Todo esto llevó a un choque de percepciones. Para México, el TLC fue una tablita de salvación que permitió retornar al crecimiento, pero que no explotó de manera integral. Por su parte, para los estadounidenses, México desaprovechó el TLC como palanca transformadora, acabando empantanado en un mar de corrupción, violaciones de derechos humanos y debilidad institucional. La esperada integración en servicios y educación nunca ocurrió. La decepción que siguió no fue menor, y permanece.

25 años después del TLC, México ha mejorado en innumerables aspectos y ha logrado una estabilidad financiera que contrasta dramáticamente con el caos que le precedió. Sin embargo, sus problemas de esencia −pobreza, desigualdad regional, un pésimo sistema de justicia, violencia y criminalidad (mucha de ella vinculada a EUA por el narcotráfico) y, por encima de todo, un gobierno incompetente− siguen ahí presentes. En la práctica, el éxito del TLC permitió que México no tuviera que transformarse.

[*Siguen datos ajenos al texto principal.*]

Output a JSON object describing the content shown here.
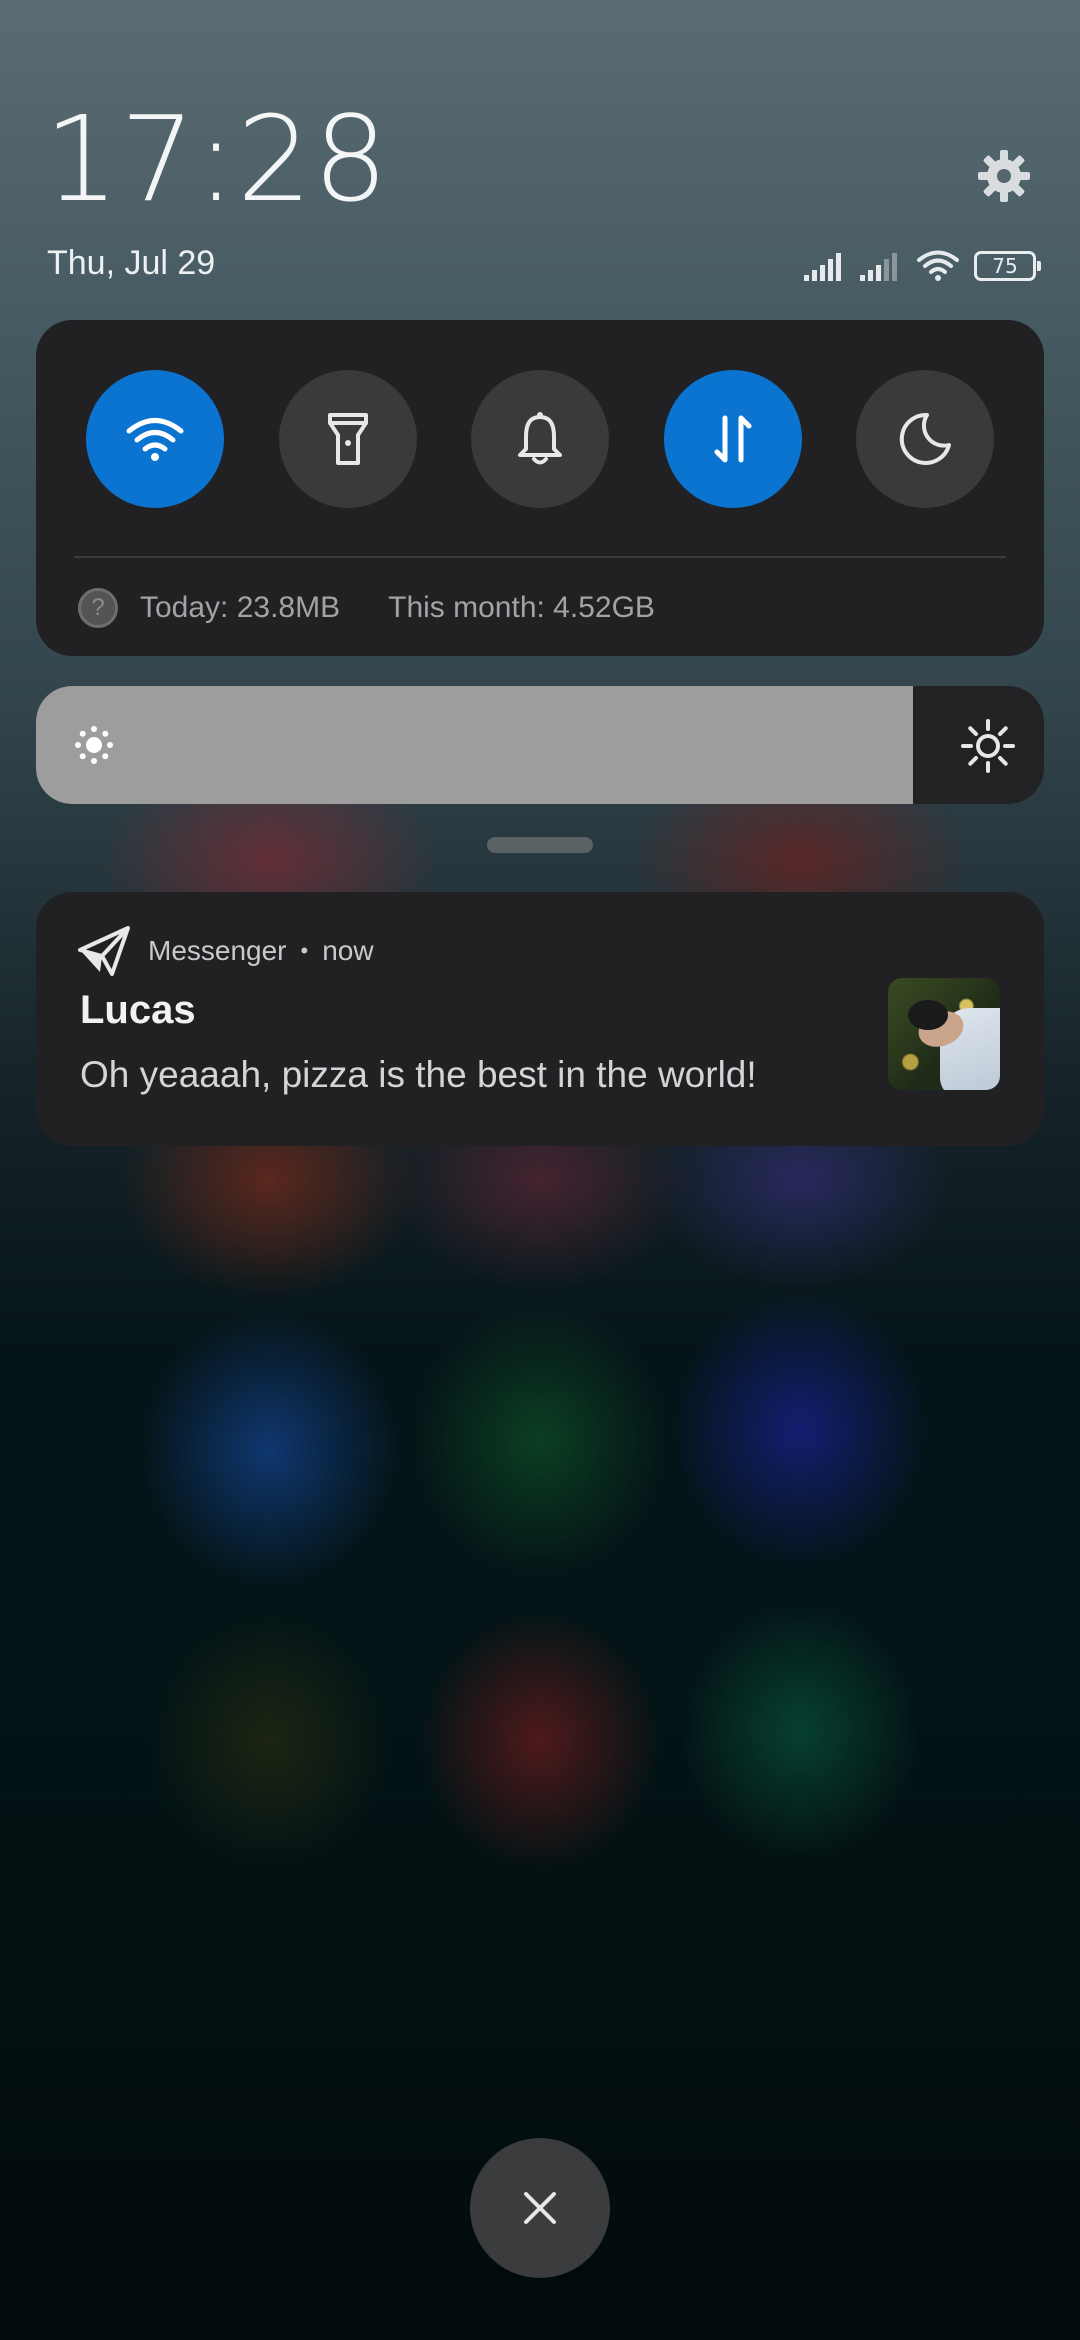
{
  "header": {
    "time": "17:28",
    "date": "Thu, Jul 29",
    "battery_level": "75",
    "settings_icon": "gear-icon",
    "status_icons": [
      "cellular-signal-1-icon",
      "cellular-signal-2-icon",
      "wifi-icon",
      "battery-icon"
    ]
  },
  "quick_settings": {
    "toggles": [
      {
        "icon": "wifi-icon",
        "active": true
      },
      {
        "icon": "flashlight-icon",
        "active": false
      },
      {
        "icon": "bell-icon",
        "active": false
      },
      {
        "icon": "mobile-data-icon",
        "active": true
      },
      {
        "icon": "moon-icon",
        "active": false
      }
    ],
    "data_usage": {
      "help_symbol": "?",
      "today": "Today: 23.8MB",
      "month": "This month: 4.52GB"
    }
  },
  "brightness": {
    "level": 0.87,
    "low_icon": "brightness-low-icon",
    "high_icon": "brightness-high-icon"
  },
  "notification": {
    "app_icon": "paper-plane-icon",
    "app_name": "Messenger",
    "separator": "•",
    "time": "now",
    "title": "Lucas",
    "body": "Oh yeaaah, pizza is the best in the world!"
  },
  "clear_button": {
    "icon": "close-icon"
  },
  "colors": {
    "accent": "#0b73d0",
    "panel": "#212124",
    "toggle_inactive": "#3a3a3d"
  }
}
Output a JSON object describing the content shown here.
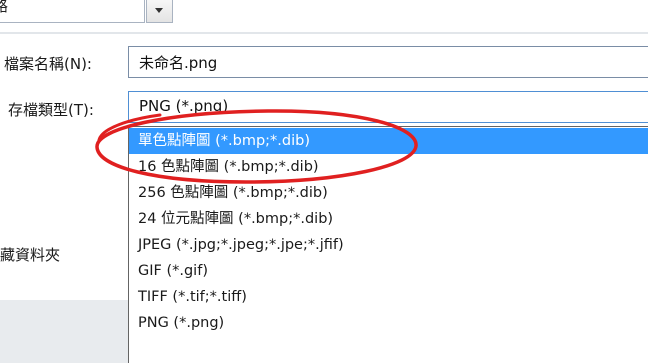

El letargo mexicano se tradujo en una creciente desesperación, que llegó al desarrollo de proyectos para forzar a México a llevar un cambio cabal de sus instituciones. Es decir, el contexto en que llega Biden no es benigno para el viejo sistema político mexicano que AMLO recrea y fortalece minuto a minuto. La decepción acumulada inevitablemente tendrá expresiones prácticas que no empatan con el distanciamiento y desdén mostrado por el gobierno mexicano al nuevo presidente. La pretensión de que se puede ignorar la profundidad de las interconexiones entre las dos naciones sin costos o consecuencias es absurda. Desdeñar sus intereses, peor.

En este momento hay dos factores clave en la región norteamericana que van a determinar nuestro futuro: en primer lugar, las tensiones dentro de la sociedad estadounidense, producto en buena medida del cambio tecnológico, la globalización económica y la era de la información. Aunque México no es causante de esos cambios, es un actor clave en ellos y, por esa razón, Trump nos convirtió en chivo expiatorio, pero el fin de Trump no implica el fin de las tensiones que ya existían y que él capitalizó. En un mundo racional, esto llevaría al desarrollo de una estrategia de acercamiento con el gobierno y pueblo norteamericanos para destensar esas fuentes de conflicto, o sea, lo contrario a lo que el presidente está haciendo.

El otro factor clave es el conflicto entre China y Estados Unidos. México tiene la gran oportunidad de atraer mucha de la inversión norteamericana hoy en China, pero eso requeriría una estrategia tanto política como económica radicalmente distinta a la emprendida. Inexplicablemente, estamos ante la posibilidad de volver a perder la gran oportunidad de desarrollo del país en aras de una serie de dogmas setenteros y empobrecedores.